Il ripristino di una vera scuola di canto, basata su una meccanica fonica integrata, matrice di suono convergente anziché divergente, integratore cosmico anziché conflittuale,  si presenta come necessità vitale. Il canto è un mezzo privilegiato per forgiare insieme, coscientemente, il Corpo e lo Spirito.

L’educazione uditiva è considerata dalla Vox Mentis una fase fondamentale per la salute psico-fisica della persona e del bambino in particolare. Si legge:

L’evoluzione prende avvio soltanto quando si cessa di ripetere l’errore. In questo caso, l’errore consiste nel creare (il suono) non attraverso il sistema creativo originale ma attraverso l’imitazione percettiva, il riflesso. Si perpetua cosi, la proliferazione dell’illusione, dell’irreale, della non sostanza. È una situazione pericolosa che genera e sviluppa patologie individuali e di massa dove nessuno vive i propri veri comportamenti…….

E Vox Mentis suggerisce:

un nuovo modo di percepire un certo tipo di energia, un nuovo criterio di selezione attraverso l’educazione all’ascolto, educando cioè verso un nuovo ambito acustico, verso nuovi termini acustici.

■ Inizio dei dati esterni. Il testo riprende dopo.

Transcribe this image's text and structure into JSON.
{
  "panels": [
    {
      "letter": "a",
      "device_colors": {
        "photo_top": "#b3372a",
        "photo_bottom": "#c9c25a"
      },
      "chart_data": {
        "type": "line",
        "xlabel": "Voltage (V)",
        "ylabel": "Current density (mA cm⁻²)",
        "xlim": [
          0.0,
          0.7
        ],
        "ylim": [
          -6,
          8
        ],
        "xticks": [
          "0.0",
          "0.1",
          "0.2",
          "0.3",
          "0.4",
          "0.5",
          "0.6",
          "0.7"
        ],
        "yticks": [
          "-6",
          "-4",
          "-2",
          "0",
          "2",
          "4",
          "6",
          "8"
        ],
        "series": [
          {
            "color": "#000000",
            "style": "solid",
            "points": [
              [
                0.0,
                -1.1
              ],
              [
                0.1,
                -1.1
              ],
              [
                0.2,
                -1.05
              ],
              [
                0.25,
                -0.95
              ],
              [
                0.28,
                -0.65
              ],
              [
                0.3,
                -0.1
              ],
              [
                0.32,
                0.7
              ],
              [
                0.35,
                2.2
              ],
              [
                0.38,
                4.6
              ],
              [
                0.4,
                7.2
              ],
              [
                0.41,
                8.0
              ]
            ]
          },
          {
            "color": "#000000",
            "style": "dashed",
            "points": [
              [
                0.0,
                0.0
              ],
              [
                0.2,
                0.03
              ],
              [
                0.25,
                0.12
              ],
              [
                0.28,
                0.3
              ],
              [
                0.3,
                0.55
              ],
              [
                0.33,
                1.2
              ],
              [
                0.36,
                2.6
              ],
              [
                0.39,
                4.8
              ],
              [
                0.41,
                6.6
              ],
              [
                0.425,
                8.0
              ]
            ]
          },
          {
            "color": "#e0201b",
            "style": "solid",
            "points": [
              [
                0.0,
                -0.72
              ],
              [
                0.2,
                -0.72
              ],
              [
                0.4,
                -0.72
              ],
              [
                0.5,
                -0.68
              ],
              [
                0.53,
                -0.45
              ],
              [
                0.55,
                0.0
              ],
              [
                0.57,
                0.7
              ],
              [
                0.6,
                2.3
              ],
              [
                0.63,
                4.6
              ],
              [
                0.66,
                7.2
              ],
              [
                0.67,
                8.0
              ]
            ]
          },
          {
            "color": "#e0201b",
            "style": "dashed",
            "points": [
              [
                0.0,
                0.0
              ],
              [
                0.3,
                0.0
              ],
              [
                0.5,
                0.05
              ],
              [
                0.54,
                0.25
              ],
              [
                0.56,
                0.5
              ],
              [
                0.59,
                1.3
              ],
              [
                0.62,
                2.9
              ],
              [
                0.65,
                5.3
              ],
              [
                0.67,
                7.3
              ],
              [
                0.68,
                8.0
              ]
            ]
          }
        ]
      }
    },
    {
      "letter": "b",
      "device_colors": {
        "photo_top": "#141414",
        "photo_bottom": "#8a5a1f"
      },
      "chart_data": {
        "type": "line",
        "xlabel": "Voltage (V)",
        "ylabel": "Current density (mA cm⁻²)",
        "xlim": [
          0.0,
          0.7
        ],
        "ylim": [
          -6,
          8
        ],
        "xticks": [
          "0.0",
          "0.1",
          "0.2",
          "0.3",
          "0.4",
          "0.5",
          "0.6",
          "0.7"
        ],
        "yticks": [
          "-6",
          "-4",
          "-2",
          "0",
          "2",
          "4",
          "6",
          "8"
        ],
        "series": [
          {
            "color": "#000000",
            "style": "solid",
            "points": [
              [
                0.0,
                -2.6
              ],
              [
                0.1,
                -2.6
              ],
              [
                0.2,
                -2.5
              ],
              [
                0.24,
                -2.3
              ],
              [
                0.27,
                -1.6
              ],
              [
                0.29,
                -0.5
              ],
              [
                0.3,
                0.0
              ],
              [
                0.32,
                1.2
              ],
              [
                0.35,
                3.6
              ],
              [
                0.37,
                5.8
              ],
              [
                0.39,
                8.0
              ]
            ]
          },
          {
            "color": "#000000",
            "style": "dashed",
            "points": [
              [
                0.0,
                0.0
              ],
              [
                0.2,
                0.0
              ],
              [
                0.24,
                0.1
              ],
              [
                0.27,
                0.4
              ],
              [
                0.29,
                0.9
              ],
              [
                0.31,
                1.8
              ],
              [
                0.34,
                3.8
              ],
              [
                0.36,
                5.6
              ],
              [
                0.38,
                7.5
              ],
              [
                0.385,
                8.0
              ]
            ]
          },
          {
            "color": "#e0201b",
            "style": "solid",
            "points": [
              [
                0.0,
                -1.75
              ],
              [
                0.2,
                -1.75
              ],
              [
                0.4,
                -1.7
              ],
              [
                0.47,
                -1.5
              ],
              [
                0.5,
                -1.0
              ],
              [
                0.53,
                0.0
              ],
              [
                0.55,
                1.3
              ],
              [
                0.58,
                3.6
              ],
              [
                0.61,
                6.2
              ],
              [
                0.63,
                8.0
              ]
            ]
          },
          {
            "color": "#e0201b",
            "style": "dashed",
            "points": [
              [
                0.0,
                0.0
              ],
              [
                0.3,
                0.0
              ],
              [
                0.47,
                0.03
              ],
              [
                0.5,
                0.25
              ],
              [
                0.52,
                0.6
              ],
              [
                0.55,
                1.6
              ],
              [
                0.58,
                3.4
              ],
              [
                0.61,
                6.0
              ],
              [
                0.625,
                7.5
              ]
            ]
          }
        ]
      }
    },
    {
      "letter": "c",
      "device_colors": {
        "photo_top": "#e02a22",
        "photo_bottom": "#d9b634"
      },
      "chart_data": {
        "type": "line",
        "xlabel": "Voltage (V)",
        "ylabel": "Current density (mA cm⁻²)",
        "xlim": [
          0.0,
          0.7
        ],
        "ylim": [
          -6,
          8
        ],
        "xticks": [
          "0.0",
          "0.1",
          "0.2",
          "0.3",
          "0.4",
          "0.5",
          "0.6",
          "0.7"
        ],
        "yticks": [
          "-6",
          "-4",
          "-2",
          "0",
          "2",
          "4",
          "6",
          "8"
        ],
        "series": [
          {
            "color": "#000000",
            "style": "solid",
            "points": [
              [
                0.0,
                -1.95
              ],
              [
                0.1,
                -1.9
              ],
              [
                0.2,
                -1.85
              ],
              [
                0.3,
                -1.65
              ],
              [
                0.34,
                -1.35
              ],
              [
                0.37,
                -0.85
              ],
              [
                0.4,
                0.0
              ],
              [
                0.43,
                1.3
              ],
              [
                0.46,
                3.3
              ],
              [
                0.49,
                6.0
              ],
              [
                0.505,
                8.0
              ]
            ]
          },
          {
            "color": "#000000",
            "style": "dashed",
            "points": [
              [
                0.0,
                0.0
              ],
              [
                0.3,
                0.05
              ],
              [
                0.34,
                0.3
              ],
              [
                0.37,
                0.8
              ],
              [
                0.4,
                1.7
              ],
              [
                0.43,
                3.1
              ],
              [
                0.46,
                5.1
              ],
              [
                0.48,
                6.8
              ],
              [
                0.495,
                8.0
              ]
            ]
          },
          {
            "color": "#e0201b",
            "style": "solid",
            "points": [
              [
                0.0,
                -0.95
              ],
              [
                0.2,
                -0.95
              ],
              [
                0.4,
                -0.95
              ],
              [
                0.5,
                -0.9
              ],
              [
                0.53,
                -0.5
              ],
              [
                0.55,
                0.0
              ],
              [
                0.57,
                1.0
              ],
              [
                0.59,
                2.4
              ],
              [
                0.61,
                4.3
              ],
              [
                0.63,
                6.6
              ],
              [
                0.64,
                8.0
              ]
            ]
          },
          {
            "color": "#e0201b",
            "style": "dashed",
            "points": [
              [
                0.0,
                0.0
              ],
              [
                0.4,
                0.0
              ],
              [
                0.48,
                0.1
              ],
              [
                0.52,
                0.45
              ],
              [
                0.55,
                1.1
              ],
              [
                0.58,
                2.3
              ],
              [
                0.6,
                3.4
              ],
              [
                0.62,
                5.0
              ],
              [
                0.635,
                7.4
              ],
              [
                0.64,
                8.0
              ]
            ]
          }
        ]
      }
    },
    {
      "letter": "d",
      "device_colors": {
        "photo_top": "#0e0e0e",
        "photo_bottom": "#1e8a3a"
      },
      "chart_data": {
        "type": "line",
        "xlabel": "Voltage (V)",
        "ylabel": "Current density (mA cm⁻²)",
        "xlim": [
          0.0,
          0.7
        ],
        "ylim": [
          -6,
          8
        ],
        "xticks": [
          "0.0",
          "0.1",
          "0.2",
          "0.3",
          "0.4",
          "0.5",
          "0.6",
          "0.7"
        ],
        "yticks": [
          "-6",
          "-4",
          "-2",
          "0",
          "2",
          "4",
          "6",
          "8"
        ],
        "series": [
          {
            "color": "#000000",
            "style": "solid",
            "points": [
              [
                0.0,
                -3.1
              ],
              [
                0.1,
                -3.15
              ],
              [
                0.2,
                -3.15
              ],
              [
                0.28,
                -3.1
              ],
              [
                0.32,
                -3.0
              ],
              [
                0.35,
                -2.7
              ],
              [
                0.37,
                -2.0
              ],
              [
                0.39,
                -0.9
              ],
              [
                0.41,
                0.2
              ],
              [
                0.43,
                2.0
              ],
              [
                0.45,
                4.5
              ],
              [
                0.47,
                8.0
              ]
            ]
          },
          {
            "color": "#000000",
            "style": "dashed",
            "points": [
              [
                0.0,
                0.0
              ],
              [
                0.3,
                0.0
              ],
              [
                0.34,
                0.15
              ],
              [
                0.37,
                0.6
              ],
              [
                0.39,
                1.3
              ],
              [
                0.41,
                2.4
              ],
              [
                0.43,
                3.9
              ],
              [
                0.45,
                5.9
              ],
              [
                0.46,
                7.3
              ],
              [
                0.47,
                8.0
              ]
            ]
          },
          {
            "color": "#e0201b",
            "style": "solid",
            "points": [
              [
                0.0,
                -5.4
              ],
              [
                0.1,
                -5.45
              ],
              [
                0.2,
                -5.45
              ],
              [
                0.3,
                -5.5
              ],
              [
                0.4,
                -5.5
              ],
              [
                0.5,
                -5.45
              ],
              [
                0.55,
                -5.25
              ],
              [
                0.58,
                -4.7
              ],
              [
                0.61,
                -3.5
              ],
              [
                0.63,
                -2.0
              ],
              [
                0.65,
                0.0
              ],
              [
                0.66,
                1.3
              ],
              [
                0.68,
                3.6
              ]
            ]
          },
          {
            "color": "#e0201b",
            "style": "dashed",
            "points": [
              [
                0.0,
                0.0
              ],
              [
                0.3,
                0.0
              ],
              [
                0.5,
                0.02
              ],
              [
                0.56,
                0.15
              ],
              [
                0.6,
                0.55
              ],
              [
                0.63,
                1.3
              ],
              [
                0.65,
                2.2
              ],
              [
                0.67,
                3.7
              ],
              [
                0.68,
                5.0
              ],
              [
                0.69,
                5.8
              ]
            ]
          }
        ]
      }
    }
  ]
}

L’educazione umana, secondo Vox Mentis, dovrebbe quindi subire un’autentica rivoluzione mediante una “inversione di marcia” verso la creazione del suono interiore, un fluido sonoro fondamentale, proprio ad ognuno di noi, che unisce mente e corpo in un’unità creatrice.

… La voce umana è un suono trasportatore di qualcosa che, al di là del fisico, è legato alla coscienza. E’ veicolo della coscienza dell’essere che, attraverso l’emissione vocale, si rapporta con un altro essere.

Sempre in questo contesto Vox Mentis evidenzia il ruolo della“ attenzione-concentrazione-discernimento-relazione-comunicazione”e della “profondità sonora e la suddivisione ritmico pulsativa”.
Nella nuova ottica d’ascolto sono fondamentali due elementi: il “suono profondo” e la “suddivisione ritmica”.

Una ulteriore curiosità del Vox Mentis  è la presentazione  della “ respirazione prenatale e postnatale” come base del KI AI e l’Abnegazione di sé stessi come la base di un nuovo comportamento umano, un nuovo indirizzo di pensiero dove la frammentazione corporeo-funzionale non ha più ragione di esistere.

Interessantissima è inoltre la teoria dei “due cervelli”- uno situato nella scatola cranica, l’altro nell’addome o, per meglio dire, al livello del sesso …..

L’unione dell’azione dei due cervelli in un processo simultaneo porta all’integrazione corporea con conseguente sviluppo di energia magnetica che è alla base dei fenomeni di biomagnetismo (guarigioni) e di psicocinesi (spostamento di materia).

Cosa avrebbe pensato Manuel Garcia, il fratello della divina Maria Felicia Garcia Malibran, insegnante di canto fino ad incredibili 101 anni? Gabriela, sei tu il suo successore?